Artisanally authored by an imperfect flesh-and-blood human with hopes, dreams, needs, and even actual feelings.
Easy Is Not Good
Easy is not good; it is just easy. Good is an entirely different beast. Still, it is sublime when good and easy happen to overlap.
When food is easy, most people drift straight for it. Packaged snacks, drive-throughs, doordash, and so on. Our actions reveal that cost is no object. Obesity rates, savings levels, and voluntary infertility tell this story plainly.
Left to our own devices, we toss goodness out the window in favor of ease. A new thing like AI need only be a tiny tick easier for us to stampede toward it. Sometimes we need only believe it is easier and suddenly our credit card is flicking between our fingers.
Of course, credit cards are a classic example of easier than ever…but for a deferred cost. As with credit cards, the eases of dinners-to-our-doorstep, social media, smartphone gambling, stock market “investing”, and tinder offer us no immediate clues about what their real cost will be. It’s easier for us to lie back and be infinitely entertained than to give a shit’s-length thought about the direction our moment of ease has pulled us.
However! Not all hope is necessarily lost. Nor is anything inevitable.
A Digital Button To Say We Just Did It
Let’s consider a different kind of button: the just did it button.
As in Did, not Do. As in I just did it for myself rather than it shall just do it for me. This new button is about our own present agency. The old button is about the future agency of a machine. We get what we practice.
The way this new just did it button works is simple: first you take action and then you tap it to say “just did it”. No kidding.
Like every button worth tapping, this new button is backed by a machine. But its machine is about as far from a billion-dollar modern marvel as can be. It’s a relatively shitty machine but it’s our shitty machine and this is how we know who it’s working for. Ourselves.
“Hold on, wait a minute…”, you might be thinking. Why do the thing at all, let alone tap the button after? It may seem that at the moment of the tap, doing the thing was the harder option. But no, not necessarily: Not if we build our machine the right way.
Our opportunity space to make the “just did it” button work fantastically well (for ourselves) is friggin’ enormous. Seriously. But to see it, we’ll have to either think about it deeply or learn from someone who has.
Anyway, by definition and by design this just did it button is the equal and opposite of the “do it” button.
First, because we say so; because we can say so. That’s a legal move, I looked it up.
Second, because if our own friggin’ button does anything but good for us, we fix the machine! Duh.
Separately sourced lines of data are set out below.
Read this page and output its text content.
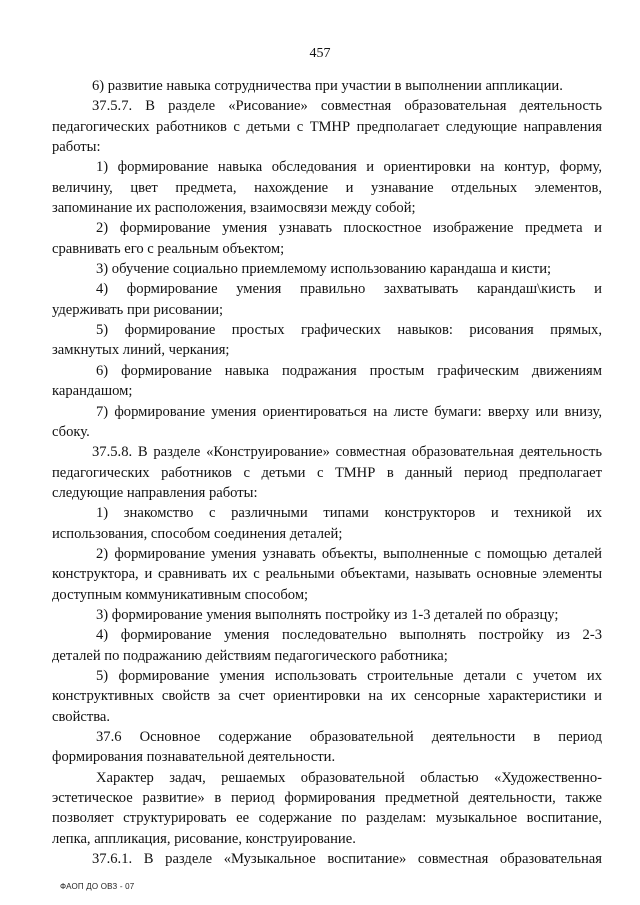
457
6) развитие навыка сотрудничества при участии в выполнении аппликации.
37.5.7. В разделе «Рисование» совместная образовательная деятельность
педагогических работников с детьми с ТМНР предполагает следующие направления
работы:
1) формирование навыка обследования и ориентировки на контур, форму,
величину, цвет предмета, нахождение и узнавание отдельных элементов,
запоминание их расположения, взаимосвязи между собой;
2) формирование умения узнавать плоскостное изображение предмета и
сравнивать его с реальным объектом;
3) обучение социально приемлемому использованию карандаша и кисти;
4) формирование умения правильно захватывать карандаш\кисть и
удерживать при рисовании;
5) формирование простых графических навыков: рисования прямых,
замкнутых линий, черкания;
6) формирование навыка подражания простым графическим движениям
карандашом;
7) формирование умения ориентироваться на листе бумаги: вверху или внизу,
сбоку.
37.5.8. В разделе «Конструирование» совместная образовательная деятельность
педагогических работников с детьми с ТМНР в данный период предполагает
следующие направления работы:
1) знакомство с различными типами конструкторов и техникой их
использования, способом соединения деталей;
2) формирование умения узнавать объекты, выполненные с помощью деталей
конструктора, и сравнивать их с реальными объектами, называть основные элементы
доступным коммуникативным способом;
3) формирование умения выполнять постройку из 1-3 деталей по образцу;
4) формирование умения последовательно выполнять постройку из 2-3
деталей по подражанию действиям педагогического работника;
5) формирование умения использовать строительные детали с учетом их
конструктивных свойств за счет ориентировки на их сенсорные характеристики и
свойства.
37.6 Основное содержание образовательной деятельности в период
формирования познавательной деятельности.
Характер задач, решаемых образовательной областью «Художественно-
эстетическое развитие» в период формирования предметной деятельности, также
позволяет структурировать ее содержание по разделам: музыкальное воспитание,
лепка, аппликация, рисование, конструирование.
37.6.1. В разделе «Музыкальное воспитание» совместная образовательная
ФАОП ДО ОВЗ - 07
Because we can, because we made it ourselves.
Fixing our machine won’t always be our easiest option, but it will always be a good choice. Nothing matters more than our capacity to make true choices despite any and all opposition.
Our just did it button is equal to AI’s “just do it” button in the sense that it is also digital, and also a button, and you’ll probably see it in near proximity to an AI’s “do it” button. Why so close? To give you a second option, because its job is to set you free from a choiceless freefall into oblivion.
Moreover, it is equal in that it exerts the same force as a “do it” button and in much the same way. The difference is the direction of the force: it pushes us toward humanity and away from AI.
The Direction We Be Pulled
Today, every digital button we tap exerts a minuscule pulling force upon us. This force either pulls us toward AI (and away from humanity) or it pulls us away from AI (and toward humanity). However, the balance between these opposing pulls has been lost and, like the current of a river, the force is now unidirectional
In last few years we blithely blasted past a tipping point and so now every digital button we tap is a subtle tug toward AI. At this point, the idea of a digital interaction that pushes us toward humanity is nigh inconceivable. With our opposing option having vanished, our “choice” of AI is being made on our behalf.
Anyway, we don’t know anything until we’ve felt this pull in both directions. Each person needs to feel for themselves the difference in the flesh. But to feel the difference, the alternative option must first exist, and rise to our attention, and then be exercised. This is where our “just did it” button comes in.
Choice and freedom are tightly bound. Every true choice is an expression of freedom; every step toward freedom is a fresh choice. Most often, we make small choices, like our finger hovering between two buttons. We could tap either one, but which will we tap this time?
Until this choice is materially different, because the two buttons produce opposing forces, we lack true choice. Up until the moment we feel the difference between our options, we’re on a greased track travelling in a dark direction.
True choice is hard because it always involves “going against the grain”. It is a violation of our path of least resistance. When we find ourselves consistently “floating downstream”, compelled by our surroundings, not making choices. It’s comfortable but it comes at a cost beyond our control.
The one thing we must do is give ourselves a chance. Choice is not easy. Nonetheless, choice is the only way for us to first regain and then sustain our freedom. Freedom is a deliberate practice of choice after choice.
Freedom is not guaranteed, but it is good. And it’s definitely not easy.